3.AKULAH GEMBALA YANG BAIK (YOHANES 10:1-15)

Tidak ada gambaran yang lebih disukai mengenai Yesus daripada gambaran Gembala yang Baik. Gambaran gembala telah terjalin dalam bahasa dan gambar pemikiran Alkitab. Memang tidak bisa lain. Bagian terbesar dari tanah Yudea adalah dataran tinggi yang sentral, melintang dari Betel sampai Hebron dan meliputi kira-kira 35 mil, dan bervariasi sepanjang 14 sampai 17 mil. Tanahnya sebagian besar adalah kasar dan berbatu, dan karenanya tidak bisa dihindarkan bahwa tokoh yang paling terkenal di dataran tinggi di Yudea itu adalah si gembala.

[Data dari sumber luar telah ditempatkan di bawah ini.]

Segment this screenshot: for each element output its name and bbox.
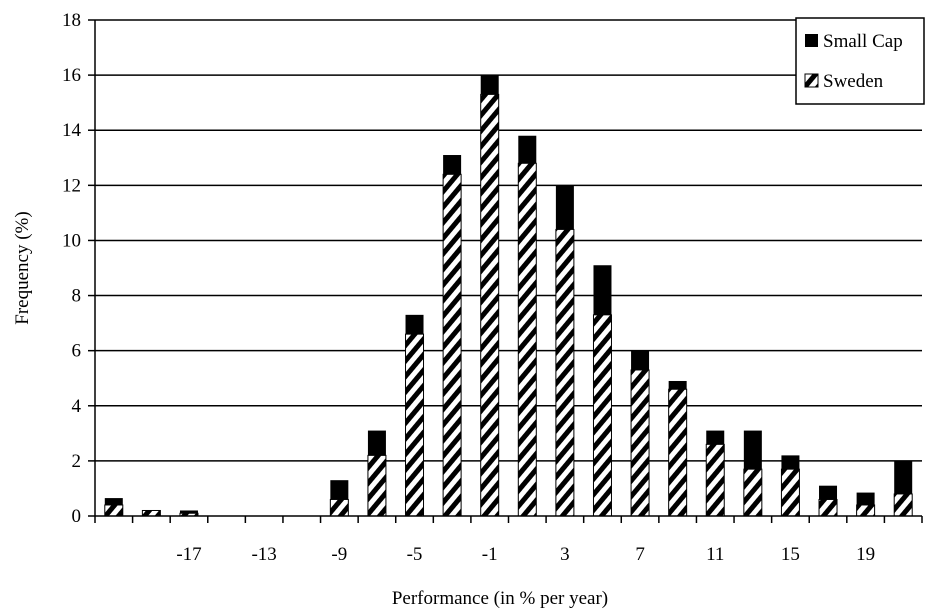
bar-sweden — [780, 468, 800, 517]
bar-sweden — [480, 93, 500, 517]
y-tick-label: 2 — [72, 451, 82, 472]
y-tick-label: 18 — [62, 10, 81, 31]
y-tick-label: 0 — [72, 506, 82, 527]
bar-sweden — [367, 454, 387, 517]
bar-small-cap — [330, 480, 349, 500]
bar-small-cap — [743, 430, 762, 470]
x-tick-label: -17 — [176, 544, 201, 565]
bar-small-cap — [179, 510, 198, 514]
y-tick-label: 16 — [62, 65, 81, 86]
bar-small-cap — [894, 460, 913, 494]
y-axis-label: Frequency (%) — [12, 211, 33, 324]
bar-small-cap — [104, 498, 123, 505]
x-tick-label: -5 — [407, 544, 423, 565]
bar-sweden — [668, 388, 688, 517]
x-tick-label: 15 — [781, 544, 800, 565]
y-tick-label: 6 — [72, 341, 82, 362]
y-tick-label: 12 — [62, 175, 81, 196]
gridlines — [95, 19, 922, 462]
x-tick-label: 7 — [635, 544, 645, 565]
x-tick-labels: -17 -13 -9 -5 -1 3 7 11 15 19 — [94, 516, 923, 565]
legend-label-sweden: Sweden — [823, 71, 884, 92]
bar-sweden — [630, 369, 650, 517]
x-tick-label: 19 — [856, 544, 875, 565]
y-tick-label: 4 — [72, 396, 82, 417]
legend-box — [795, 17, 925, 105]
bar-sweden — [818, 498, 838, 517]
bar-small-cap — [555, 185, 574, 230]
x-tick-label: -1 — [482, 544, 498, 565]
bar-small-cap — [443, 155, 462, 175]
x-tick-label: 11 — [706, 544, 724, 565]
bar-sweden — [893, 493, 913, 517]
bar-small-cap — [856, 492, 875, 505]
bar-sweden — [592, 314, 612, 517]
bar-sweden — [517, 162, 537, 517]
legend-label-small-cap: Small Cap — [823, 31, 903, 52]
bar-sweden — [555, 228, 575, 517]
bar-small-cap — [367, 430, 386, 456]
bar-small-cap — [593, 265, 612, 315]
y-tick-label: 14 — [62, 120, 82, 141]
x-tick-label: -13 — [251, 544, 276, 565]
x-axis-label: Performance (in % per year) — [392, 588, 608, 609]
x-tick-label: -9 — [331, 544, 347, 565]
bar-sweden — [405, 333, 425, 517]
bar-small-cap — [668, 380, 687, 390]
bars — [104, 75, 913, 517]
bar-sweden — [705, 443, 725, 517]
y-tick-label: 8 — [72, 286, 82, 307]
legend: Small Cap Sweden — [795, 17, 925, 105]
y-tick-labels: 0 2 4 6 8 10 12 14 16 18 — [62, 10, 95, 527]
bar-small-cap — [518, 135, 537, 164]
bar-small-cap — [480, 75, 499, 95]
bar-small-cap — [631, 350, 650, 370]
bar-sweden — [743, 468, 763, 517]
legend-swatch-sweden — [804, 73, 819, 88]
bar-sweden — [856, 504, 876, 517]
bar-sweden — [104, 504, 124, 517]
bar-small-cap — [405, 314, 424, 335]
bar-small-cap — [819, 485, 838, 500]
bar-sweden — [141, 509, 161, 517]
bar-small-cap — [706, 430, 725, 445]
bar-sweden — [442, 173, 462, 517]
bar-small-cap — [781, 455, 800, 470]
legend-swatch-small-cap — [805, 34, 818, 47]
y-tick-label: 10 — [62, 230, 81, 251]
bar-sweden — [329, 498, 349, 517]
x-tick-label: 3 — [560, 544, 570, 565]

Hidup gembala itu amat berat. Tidak ada kawanan domba yang sedang makan rumput, yang tanpa gembala. Dia tidak pernah cuti. Oleh karena rumput hanya sedikit, maka domba-domba itu memencar, dan karena tidak ada tembok pelindung yang mengelilinginya, domba-domba itu harus senantiasa diawasi. Pada kedua ujung dataran tinggi yang sempit itu tanahnya menurun dengan tajam masuk ke dalam padang pasir yang bertebing terjal serta berbatu. Domba-domba itu selalu dapat tersesat dan hilang. Tugas gembala tidak hanya terus-menerus tetapi juga berbahaya, karena selain itu, dia harus melindungi kawanan dombanya terhadap binatang-binatang buas, khususnya terhadap anjing-anjing hutan, dan juga selalu ada pencuri-pencuri dan perampok-perampok siap untuk mencuri domba-domba itu.

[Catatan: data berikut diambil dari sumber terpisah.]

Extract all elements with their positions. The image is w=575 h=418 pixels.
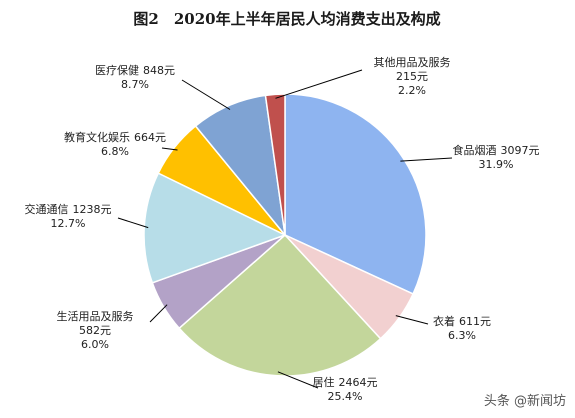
slice-label-1: 食品烟酒 3097元 31.9% bbox=[453, 143, 540, 171]
pie-slices bbox=[143, 93, 427, 377]
slice-name: 居住 bbox=[313, 375, 335, 389]
chart-title: 图2 2020年上半年居民人均消费支出及构成 bbox=[133, 10, 440, 28]
slice-label-5: 交通通信 1238元 12.7% bbox=[25, 202, 112, 230]
slice-percent: 12.7% bbox=[51, 217, 86, 230]
leader-line-3 bbox=[277, 371, 319, 389]
slice-label-2: 衣着 611元 6.3% bbox=[433, 314, 491, 342]
slice-label-7: 医疗保健 848元 8.7% bbox=[95, 63, 175, 91]
leader-line-2 bbox=[395, 315, 429, 325]
slice-label-3: 居住 2464元 25.4% bbox=[313, 375, 378, 403]
slice-label-6: 教育文化娱乐 664元 6.8% bbox=[64, 130, 166, 158]
slice-percent: 6.3% bbox=[448, 329, 476, 342]
slice-name: 医疗保健 bbox=[95, 63, 139, 77]
slice-percent: 31.9% bbox=[479, 158, 514, 171]
slice-percent: 25.4% bbox=[328, 390, 363, 403]
slice-label-8: 其他用品及服务 215元 2.2% bbox=[374, 56, 451, 97]
slice-value: 582元 bbox=[79, 324, 111, 337]
slice-value: 215元 bbox=[396, 70, 428, 83]
slice-name: 生活用品及服务 bbox=[57, 309, 134, 323]
slice-labels: 食品烟酒 3097元 31.9% 衣着 611元 6.3% 居住 2464元 25.4% 生活用品… bbox=[25, 56, 540, 403]
slice-value: 848元 bbox=[143, 64, 175, 77]
slice-value: 664元 bbox=[134, 131, 166, 144]
leader-line-1 bbox=[400, 157, 453, 162]
leader-line-4 bbox=[149, 304, 168, 323]
slice-percent: 6.8% bbox=[101, 145, 129, 158]
leader-line-5 bbox=[117, 217, 149, 229]
pie-slice-1 bbox=[284, 93, 427, 295]
slice-name: 食品烟酒 bbox=[453, 143, 497, 157]
slice-value: 3097元 bbox=[501, 144, 540, 157]
pie-slice-5 bbox=[143, 172, 287, 284]
slice-label-4: 生活用品及服务 582元 6.0% bbox=[57, 309, 134, 351]
slice-value: 611元 bbox=[459, 315, 491, 328]
slice-name: 交通通信 bbox=[25, 202, 69, 216]
slice-name: 其他用品及服务 bbox=[374, 56, 451, 69]
slice-percent: 8.7% bbox=[121, 78, 149, 91]
slice-percent: 6.0% bbox=[81, 338, 109, 351]
slice-name: 衣着 bbox=[433, 314, 455, 328]
pie-slice-8 bbox=[264, 93, 286, 236]
slice-name: 教育文化娱乐 bbox=[64, 130, 130, 144]
leader-line-6 bbox=[161, 147, 178, 151]
slice-value: 1238元 bbox=[73, 203, 112, 216]
leader-line-8 bbox=[275, 69, 363, 99]
slice-percent: 2.2% bbox=[398, 84, 426, 97]
pie-slice-3 bbox=[178, 233, 382, 377]
leader-line-7 bbox=[181, 79, 231, 110]
slice-value: 2464元 bbox=[339, 376, 378, 389]
watermark: 头条 @新闻坊 bbox=[484, 393, 566, 409]
leader-lines bbox=[117, 69, 453, 389]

Sir George Adam Smith, yang pernah menjelajahi tanah Palestina, menulis: “Di beberapa padang gurun yang tinggi, di mana pada tengah malam serigala-serigala berkeliaran dan menggonggong, jika engkau berjumpa dengan dia (yaitu gembala) tanpa tidur, mengamat-amati tempat tyang jauh, di serang udara dingin, bersandar pada tongkatnya, mengamati domba-dombanya yang tersebar, setiap mereka ada dalam hatinya, engkau dapat mengerti gembala dari Yudea tampil di depan dalam sejarah umat itu; mengapa Kristus mengambil dia sebagai tipe dari pengorbanan diri sendiri.” Kesiap-siagaan yang terus-menerus, keberanian yang tidak kenal takut, kasih dan sabar terhadap kawanan dombanya, itulah yang menjadi ciri-ciri yang penting dari seorang gembala.

Hubungan antara domba dan gembala berbeda sekali di Palestina. Di Inggris domba itu dipelihara untuk nantinya disembelih, tetapi di Palestina kebanyakan untuk bulu wolnya. Maka terjadilah bahwa di Palestina domba-domba itu hidup bersama gembalanya selama bertahun-tahun, dan seringkali mereka mempunyai nama masing-masing, sehingga dapat dipanggil oleh gembala itu. Biasanya nama itu bersifat deskriptif umpamanya si Kaki-Coklat, si Telinga-Hitam.

Di Palestina gembala itu berjalan di muka dan domba-domba mnengikutinya dari belakang. Gembala pergi dahulu untuk melihat apakah jalan itu cukup aman dan seringkali domba-domba itu perlu dibujuk untuk mengikuti. Seorang pelancong menceritakan bagaimana gembala memimpin kawanan dombanya mendatangi anak sungai untuk menyeberanginya. Domba-domba itu enggan untuk menyeberang. Gembala itu akhirnya memecahkan persoalan dengan menopang seekor anak domba untuk diseberangkan. Pada waktu induknya melihat bahwa anaknya berada di seberang sungai, maka ia menyeberang juga dan semua kawanan itu mengikuti induk itu menyeberang.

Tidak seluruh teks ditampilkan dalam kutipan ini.